Zevox: This song Landscape is Changing, and if you take it now, in our context, especially with what happened those last days with the volcano things and so on, are you still focused on the all environment thing?
Alan Wilder: Not more than anyone else, you know. Even in that time when I wrote that song, it was something on people minds, acid rain, effect on our environment, decreasing rain forest, the nuclear situation was very much on people’s minds, it inspired the song Two minutes Warning, which country should disarmed now because there’s a danger in something going of. That has changed, the nuclear conversation doesn’t come that much anymore.
Zevox: Have you noticed the colour of sky during those days, since no planes were in the sky? With my wife, we thought we haven’t seen such a blue sky over Paris since we were kids!
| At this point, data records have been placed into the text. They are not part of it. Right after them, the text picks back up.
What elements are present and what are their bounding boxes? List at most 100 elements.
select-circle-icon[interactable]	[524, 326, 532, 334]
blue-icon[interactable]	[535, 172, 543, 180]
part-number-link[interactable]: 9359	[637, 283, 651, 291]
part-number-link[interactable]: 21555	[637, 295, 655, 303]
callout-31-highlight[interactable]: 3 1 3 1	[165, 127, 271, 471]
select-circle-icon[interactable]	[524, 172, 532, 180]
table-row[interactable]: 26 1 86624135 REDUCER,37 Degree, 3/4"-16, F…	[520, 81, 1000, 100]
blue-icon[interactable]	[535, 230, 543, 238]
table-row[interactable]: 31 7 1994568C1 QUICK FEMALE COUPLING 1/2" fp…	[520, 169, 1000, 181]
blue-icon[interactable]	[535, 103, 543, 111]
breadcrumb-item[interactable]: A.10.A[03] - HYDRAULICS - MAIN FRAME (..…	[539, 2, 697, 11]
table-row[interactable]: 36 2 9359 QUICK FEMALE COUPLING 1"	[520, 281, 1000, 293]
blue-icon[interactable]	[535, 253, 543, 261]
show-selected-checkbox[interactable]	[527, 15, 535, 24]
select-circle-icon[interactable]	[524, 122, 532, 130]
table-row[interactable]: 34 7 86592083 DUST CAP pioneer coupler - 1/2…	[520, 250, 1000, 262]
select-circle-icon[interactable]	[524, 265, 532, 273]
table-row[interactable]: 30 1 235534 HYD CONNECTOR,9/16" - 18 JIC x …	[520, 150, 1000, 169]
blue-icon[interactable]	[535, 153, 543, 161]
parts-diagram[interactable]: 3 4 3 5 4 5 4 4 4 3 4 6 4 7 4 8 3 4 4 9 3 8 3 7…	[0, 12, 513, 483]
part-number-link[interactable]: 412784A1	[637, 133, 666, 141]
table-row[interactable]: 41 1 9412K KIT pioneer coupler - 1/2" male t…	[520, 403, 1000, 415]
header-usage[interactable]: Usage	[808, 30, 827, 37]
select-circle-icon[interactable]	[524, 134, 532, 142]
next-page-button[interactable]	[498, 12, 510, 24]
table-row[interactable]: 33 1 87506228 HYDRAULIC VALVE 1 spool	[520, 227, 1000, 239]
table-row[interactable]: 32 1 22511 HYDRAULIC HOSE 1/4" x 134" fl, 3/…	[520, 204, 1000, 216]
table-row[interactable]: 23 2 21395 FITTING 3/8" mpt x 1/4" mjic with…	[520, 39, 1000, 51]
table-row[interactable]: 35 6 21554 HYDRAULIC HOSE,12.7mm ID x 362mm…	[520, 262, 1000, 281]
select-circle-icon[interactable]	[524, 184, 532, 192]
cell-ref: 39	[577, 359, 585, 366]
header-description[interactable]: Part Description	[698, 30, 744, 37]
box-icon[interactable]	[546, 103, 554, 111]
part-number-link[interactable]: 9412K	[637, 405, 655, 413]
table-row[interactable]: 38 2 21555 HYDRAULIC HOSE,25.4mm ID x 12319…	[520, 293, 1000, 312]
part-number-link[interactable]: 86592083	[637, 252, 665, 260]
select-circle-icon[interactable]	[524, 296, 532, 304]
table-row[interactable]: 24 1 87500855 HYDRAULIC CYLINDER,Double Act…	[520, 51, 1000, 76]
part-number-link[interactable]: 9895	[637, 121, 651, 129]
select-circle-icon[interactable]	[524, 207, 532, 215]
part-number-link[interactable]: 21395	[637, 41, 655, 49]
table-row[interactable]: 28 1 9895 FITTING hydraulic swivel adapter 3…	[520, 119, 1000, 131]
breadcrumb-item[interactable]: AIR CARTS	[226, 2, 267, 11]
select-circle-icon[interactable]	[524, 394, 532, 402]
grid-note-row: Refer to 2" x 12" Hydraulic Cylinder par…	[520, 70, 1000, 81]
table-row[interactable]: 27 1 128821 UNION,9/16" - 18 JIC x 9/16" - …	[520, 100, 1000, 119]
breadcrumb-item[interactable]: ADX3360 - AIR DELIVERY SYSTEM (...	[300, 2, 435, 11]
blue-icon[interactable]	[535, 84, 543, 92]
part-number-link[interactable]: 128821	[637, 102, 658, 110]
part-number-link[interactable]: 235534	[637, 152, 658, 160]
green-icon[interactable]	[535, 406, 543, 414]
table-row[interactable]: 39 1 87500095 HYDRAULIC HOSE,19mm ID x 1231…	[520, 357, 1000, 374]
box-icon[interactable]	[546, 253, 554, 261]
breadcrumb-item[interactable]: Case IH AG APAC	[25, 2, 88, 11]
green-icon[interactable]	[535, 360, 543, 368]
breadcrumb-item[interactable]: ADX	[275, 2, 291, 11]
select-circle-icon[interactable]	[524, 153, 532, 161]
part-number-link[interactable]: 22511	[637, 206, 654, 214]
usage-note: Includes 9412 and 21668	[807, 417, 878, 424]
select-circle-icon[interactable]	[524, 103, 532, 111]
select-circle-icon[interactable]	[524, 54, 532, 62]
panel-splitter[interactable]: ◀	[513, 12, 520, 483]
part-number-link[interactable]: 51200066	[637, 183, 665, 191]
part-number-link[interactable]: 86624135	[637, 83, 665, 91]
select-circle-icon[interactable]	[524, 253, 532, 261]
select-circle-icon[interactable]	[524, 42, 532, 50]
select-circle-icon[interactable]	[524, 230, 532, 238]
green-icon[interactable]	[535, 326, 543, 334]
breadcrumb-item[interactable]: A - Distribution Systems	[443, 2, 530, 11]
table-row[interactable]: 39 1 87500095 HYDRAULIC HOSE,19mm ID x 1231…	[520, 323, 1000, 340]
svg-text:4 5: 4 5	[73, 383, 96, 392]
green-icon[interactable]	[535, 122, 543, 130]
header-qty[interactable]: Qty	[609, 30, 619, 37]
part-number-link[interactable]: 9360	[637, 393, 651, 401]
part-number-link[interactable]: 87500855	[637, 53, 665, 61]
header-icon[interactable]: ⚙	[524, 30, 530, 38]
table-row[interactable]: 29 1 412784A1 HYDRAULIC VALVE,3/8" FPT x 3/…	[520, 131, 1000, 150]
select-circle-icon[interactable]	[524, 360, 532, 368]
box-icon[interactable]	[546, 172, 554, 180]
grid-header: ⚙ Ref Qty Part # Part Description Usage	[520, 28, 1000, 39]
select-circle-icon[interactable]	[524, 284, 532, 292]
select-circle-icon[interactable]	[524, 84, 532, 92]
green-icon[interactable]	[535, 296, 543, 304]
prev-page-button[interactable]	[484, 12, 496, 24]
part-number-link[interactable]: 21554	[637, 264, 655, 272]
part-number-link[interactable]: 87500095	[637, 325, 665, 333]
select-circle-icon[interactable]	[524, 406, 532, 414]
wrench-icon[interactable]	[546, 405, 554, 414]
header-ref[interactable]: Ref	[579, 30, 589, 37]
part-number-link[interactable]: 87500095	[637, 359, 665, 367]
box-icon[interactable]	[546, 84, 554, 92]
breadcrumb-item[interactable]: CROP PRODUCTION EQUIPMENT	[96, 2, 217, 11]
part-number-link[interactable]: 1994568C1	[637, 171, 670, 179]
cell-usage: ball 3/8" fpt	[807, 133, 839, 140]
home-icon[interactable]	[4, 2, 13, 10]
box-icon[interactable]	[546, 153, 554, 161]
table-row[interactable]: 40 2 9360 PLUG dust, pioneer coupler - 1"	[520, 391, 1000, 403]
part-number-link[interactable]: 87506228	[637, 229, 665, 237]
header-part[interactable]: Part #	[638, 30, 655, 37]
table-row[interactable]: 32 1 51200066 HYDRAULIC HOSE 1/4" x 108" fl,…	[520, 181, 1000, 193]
Alan Wilder: Yeah, and the surreal thing is that we should expect something coming down from the volcano thing and we saw nothing, and no one’s been hurt, no one’s being killed, no houses were destroyed and yet the chaos has been immense. On the road I’ve noticed a high traffic of freight, because obviously goods were to be transported.
Zevox: My 30 minutes being over, I end the recording… but Alan is in a talkative mood and very relaxed… I add two questions, more in a conversation-mood, around our glasses.
Zevox: You produced Nitzer Ebb and their cult album Ebbhead, also did some production for Curve and its singer Toni Halliday… why not pursuing that road afterward?
Alan Wilder: Because, in fact, producing a band, it’s a bit like being part of it… and as you know, it wasn’t really the kind of experience I wanted to live anymore. [smiles]
Zevox: But with Nitzer, may it be with Doug and Recoil or the band, you continue. The remix of Come Undone you did dis superb… a real mix of all your « tricks » with your unique style: choirs, deep bass, intense drums, strings and orchestral moments…
Alan Wilder: Yes, and I’m really happy with it… but in fact, I’ve worked on the track with a lower pitch and lower tempo because I haven’t use the right frequency… when I’ve listened to the final version, I was surprised… and I prefer the slower version! Try to pitch it down and you’ll see the difference.